Sur le fond, débarrassons-nous tout de suite de la question de la rigueur historique, inévitable lorsqu’on aborde ce genre de fiction. Avec Shakespeare, le débat a d’autant moins lieu d’être que sa biographie est tellement nébuleuse qu’elle autorise quasiment toute latitude. Globalement cohérente, Will ne s’en prive pas, a fortiori avec son atmosphère décalée et son Shakespeare en rock star sexy. Il est évident qu’on ne se tournera pas vers Will pour un biopic fidèle – à partir du moment où l’auteur se lance dans une rap battle, on comprend bien qu’on dépasse le cadre de la licence qu’autorise la fiction.
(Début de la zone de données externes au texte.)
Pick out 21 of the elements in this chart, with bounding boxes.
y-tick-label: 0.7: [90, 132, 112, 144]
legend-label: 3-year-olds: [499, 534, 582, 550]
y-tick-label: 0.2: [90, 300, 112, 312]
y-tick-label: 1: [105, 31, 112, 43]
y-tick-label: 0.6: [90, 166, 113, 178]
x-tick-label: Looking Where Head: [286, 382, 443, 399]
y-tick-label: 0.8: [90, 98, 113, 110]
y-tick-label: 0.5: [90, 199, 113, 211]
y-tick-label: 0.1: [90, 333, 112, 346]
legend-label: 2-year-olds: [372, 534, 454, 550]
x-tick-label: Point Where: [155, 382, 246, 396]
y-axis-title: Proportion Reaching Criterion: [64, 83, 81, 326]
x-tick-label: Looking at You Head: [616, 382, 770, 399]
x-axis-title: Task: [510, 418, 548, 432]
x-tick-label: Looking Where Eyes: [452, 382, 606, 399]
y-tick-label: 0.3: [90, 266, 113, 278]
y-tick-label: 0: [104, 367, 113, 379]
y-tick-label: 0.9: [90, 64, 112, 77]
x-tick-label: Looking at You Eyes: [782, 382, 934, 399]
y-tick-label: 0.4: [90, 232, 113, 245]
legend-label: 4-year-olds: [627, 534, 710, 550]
Pour le reste, la série est plutôt réussie dans sa construction. Mélangeant plusieurs intrigues variées et bien écrites (belle intrigue amoureuse centrée sur Will, premiers pas sur scène du jeune acteur Richard Burbage, vie de la troupe de théâtre, écriture des pièces, représentations…), la série parvient à les entremêler avec fluidité et à conserver un équilibre. A une exception près : l’intrigue grossière et caricaturale consacrée aux persécutions des catholiques, traqués par de méchants protestants emmenés par le puritain sadique Richard Topcliff (Ewen Bremner), qui torture complaisamment la moitié des personnages. Mais pour le reste, il y a quelques jolies trouvailles dans Will, en particulier dans la manière dont la série se penche sur l’inspiration et le processus créatif du jeune auteur – l’épisode dédié au Songe d’une nuit d’été est formidable.
Cependant, le vrai problème est ailleurs. Le principal défaut de Will… c’est Will. L’interprétation de Laurie Davidson n’est pas en cause, mais le personnage est désespérant de fadeur. C’est un minet terne et naïf à l’air éberlué, pétri de dilemmes moraux qui le rendent particulièrement agaçant. Une série sur Shakespeare qui rend le personnage de Shakespeare inintéressant : avouez que c’est bête… En revanche, la série devient passionnante lorsqu’elle se focalise sur ses personnages secondaires : Richard Burbage (Mattias Inwood) et surtout Christopher Marlowe, auteur de génie contemporain de Shakespeare. Interprété par un Jamie Campbell Bower magnétique, Marlowe devient une icône glam rock bisexuelle sulfureuse, mi-Dorian Gray mi-Marc Bolan. A la fois dramaturge, poète et espion de la couronne (véridique!), c’est un homme submergé par ses démons, qui cherche des réponses partout où il croit pouvoir les trouver – dans la religion, le satanisme, les orgies, la drogue. La construction et l’évolution du personnage sont sans aucun doute la grande réussite de la série, et toutes les scènes où il apparaît sont palpitantes. Au final, on a l’étrange sentiment que Will aurait du s’appeler Chris et parler de Christopher Marlowe…
Un jeune William Shakespeare plongé dans une Londres élisabéthaine revisitée en version punk ? L’idée est séduisante… et la mise en œuvre médiocre. Will est pleine de défauts ; aucun n’est toutefois rédhibitoire et si l’on parvient à faire abstraction de l’incongruité des anachronismes et des faiblesses du scénario, Will est une série divertissante et sympathique. Elle souligne toutefois la pertinence d’une citation de son héros : all that glitters is not gold.
Will – (TNT)
10 épisodes de 45′ environ.
Diffusion sur Warner TV le Mercredi à 20H45.